The Washington Post

Fraudulent ambulance rides: Medicare paid more than $50 million, IG says


An ambulance sits at a hospital in Houston. There and elsewhere in the United States, Medicare paid $30 million for ambulance rides for which elderly or disabled patients got no apparent medical services at the place they were taken, federal investigators said Tuesday. (Pat Sullivan/AP)

Medicare paid more than $50 million in potentially improper bills from ambulance companies for rides for older Americans, government investigators said Tuesday.

The payments included $30 million worth of ambulance rides over a six-month period despite an absence of evidence, based on Medicare records, that the patients received any care where they were taken, according to a report by the inspector general for the Health and Human Services department. The report also identified another $24 million in payments for rides to and from doctors’ offices and other destinations for which Medicare does not cover ambulance services.

Together, one in five of the nearly 16,000 ambulance services nationwide that transported Medicare patients had at least one type of questionable bill, the investigators found.

Questions of wasteful and fraudulent spending have long dogged the federal entitlement program, which insures about 50 million elderly and disabled Americans. Republicans often cite Medicare as part of their drumbeat of criticism of improper federal expenditures. And in recent years, spending on ambulance bills has appeared to be a problem spot.

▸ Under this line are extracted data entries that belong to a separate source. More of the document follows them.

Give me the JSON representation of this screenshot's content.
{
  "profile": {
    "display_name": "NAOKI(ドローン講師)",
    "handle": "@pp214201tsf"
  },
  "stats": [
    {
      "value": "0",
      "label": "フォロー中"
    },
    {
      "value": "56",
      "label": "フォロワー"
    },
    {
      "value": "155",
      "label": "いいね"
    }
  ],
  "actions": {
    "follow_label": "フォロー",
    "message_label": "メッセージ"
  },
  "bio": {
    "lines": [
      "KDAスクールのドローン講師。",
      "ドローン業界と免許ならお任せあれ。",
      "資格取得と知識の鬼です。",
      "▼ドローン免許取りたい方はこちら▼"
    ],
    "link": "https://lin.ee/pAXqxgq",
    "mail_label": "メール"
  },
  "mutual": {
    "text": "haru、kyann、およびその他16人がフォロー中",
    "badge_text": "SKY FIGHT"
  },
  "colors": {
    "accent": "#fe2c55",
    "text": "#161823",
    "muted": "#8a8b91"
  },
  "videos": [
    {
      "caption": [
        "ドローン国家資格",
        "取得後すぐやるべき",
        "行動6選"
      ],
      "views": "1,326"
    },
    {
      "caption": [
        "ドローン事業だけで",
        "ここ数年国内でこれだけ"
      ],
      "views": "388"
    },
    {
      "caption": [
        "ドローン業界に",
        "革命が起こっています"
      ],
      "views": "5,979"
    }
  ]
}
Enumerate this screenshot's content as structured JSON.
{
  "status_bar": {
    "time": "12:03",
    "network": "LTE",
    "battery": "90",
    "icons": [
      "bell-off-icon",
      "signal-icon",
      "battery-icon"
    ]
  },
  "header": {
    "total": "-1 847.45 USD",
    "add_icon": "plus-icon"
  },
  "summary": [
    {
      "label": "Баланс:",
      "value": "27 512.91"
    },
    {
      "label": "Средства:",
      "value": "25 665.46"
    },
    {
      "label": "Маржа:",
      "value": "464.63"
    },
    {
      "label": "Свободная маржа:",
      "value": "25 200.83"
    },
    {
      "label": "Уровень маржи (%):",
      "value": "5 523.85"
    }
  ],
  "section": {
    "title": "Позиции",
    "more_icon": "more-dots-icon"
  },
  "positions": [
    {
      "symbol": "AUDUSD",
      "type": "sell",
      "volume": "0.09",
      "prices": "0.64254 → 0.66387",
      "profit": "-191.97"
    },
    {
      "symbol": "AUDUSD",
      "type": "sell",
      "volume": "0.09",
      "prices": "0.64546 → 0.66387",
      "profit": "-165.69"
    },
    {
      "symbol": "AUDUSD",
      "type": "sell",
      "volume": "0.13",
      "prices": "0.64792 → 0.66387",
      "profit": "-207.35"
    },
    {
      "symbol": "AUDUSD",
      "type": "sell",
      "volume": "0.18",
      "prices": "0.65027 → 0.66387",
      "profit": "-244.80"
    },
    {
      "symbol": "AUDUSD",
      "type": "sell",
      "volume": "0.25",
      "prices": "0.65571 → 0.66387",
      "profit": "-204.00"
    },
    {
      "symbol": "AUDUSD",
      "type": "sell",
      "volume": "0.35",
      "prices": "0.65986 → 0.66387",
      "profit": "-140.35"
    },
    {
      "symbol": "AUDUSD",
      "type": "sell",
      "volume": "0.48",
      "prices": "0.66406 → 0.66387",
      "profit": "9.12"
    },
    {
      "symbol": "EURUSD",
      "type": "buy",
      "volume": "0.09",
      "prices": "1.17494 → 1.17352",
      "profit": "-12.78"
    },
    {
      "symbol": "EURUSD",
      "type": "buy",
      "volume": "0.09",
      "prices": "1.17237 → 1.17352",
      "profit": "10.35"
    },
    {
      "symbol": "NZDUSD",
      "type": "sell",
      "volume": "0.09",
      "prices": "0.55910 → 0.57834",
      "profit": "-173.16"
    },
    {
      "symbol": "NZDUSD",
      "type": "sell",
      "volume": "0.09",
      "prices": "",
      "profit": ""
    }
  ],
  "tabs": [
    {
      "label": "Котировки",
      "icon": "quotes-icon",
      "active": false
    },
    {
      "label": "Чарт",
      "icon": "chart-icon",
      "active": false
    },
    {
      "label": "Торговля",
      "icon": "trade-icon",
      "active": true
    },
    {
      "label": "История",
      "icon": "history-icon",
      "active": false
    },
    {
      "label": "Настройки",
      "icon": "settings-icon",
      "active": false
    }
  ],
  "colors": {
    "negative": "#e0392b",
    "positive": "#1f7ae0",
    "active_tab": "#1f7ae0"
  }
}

Previously, government investigators found that Medicare’s spending on ambulance services doubled to $5.8 billion between 2003 and 2012. The new findings are based on an analysis of Medicare’s billing records for 7.3 million ambulance rides in 2012. The findings suggest that “inappropriate and questionable billing for ambulance transports continues to pose vulnerabilities” to Medicare’s financial integrity, the report concludes.

Under Medicare’s Part B rules, which cover outpatient care, ambulance rides are allowed when other kinds of transportation would endanger a patient’s health and when a patient is traveling to or from a hospital, nursing home or several other kinds of medical facilities.

The inspector general’s inquiry found that bad billing by ambulance companies remains concentrated in certain parts of the country, with slightly more than half of the questionable bills coming from Philadelphia, Los Angeles, New York and Houston.

And for companies with an especially large share of problematic bills, the average distance billed for ambulance transport in urban areas was 34 miles – more than three times the average trip for Medicare patients in urban areas.

In the case of rides for which Medicare had no accompanying bills for medical services, the report concludes that “the transports may not have occurred” or that patients received services that the program does not cover – and that therefore did not justify an ambulance transport paid for by the program.

The Centers for Medicare and Medicaid Services, an agency within HHS, “is pursuing a comprehensive strategy comprising of several initiatives to combat ambulance transport fraud and abuse,” said spokesman Aaron Albright. In the past two years in Houston and Philadelphia, he said, the agency has blocked new ambulance services from participating in Medicare. And under an experiment to try to control fraud, the agency now requires advance permission in Pennsylvania, New Jersey and South Carolina for repetitive ambulance rides in cases that are not emergencies.

Amy Goldstein is a national reporter for The Washington Post focused on health-care policy.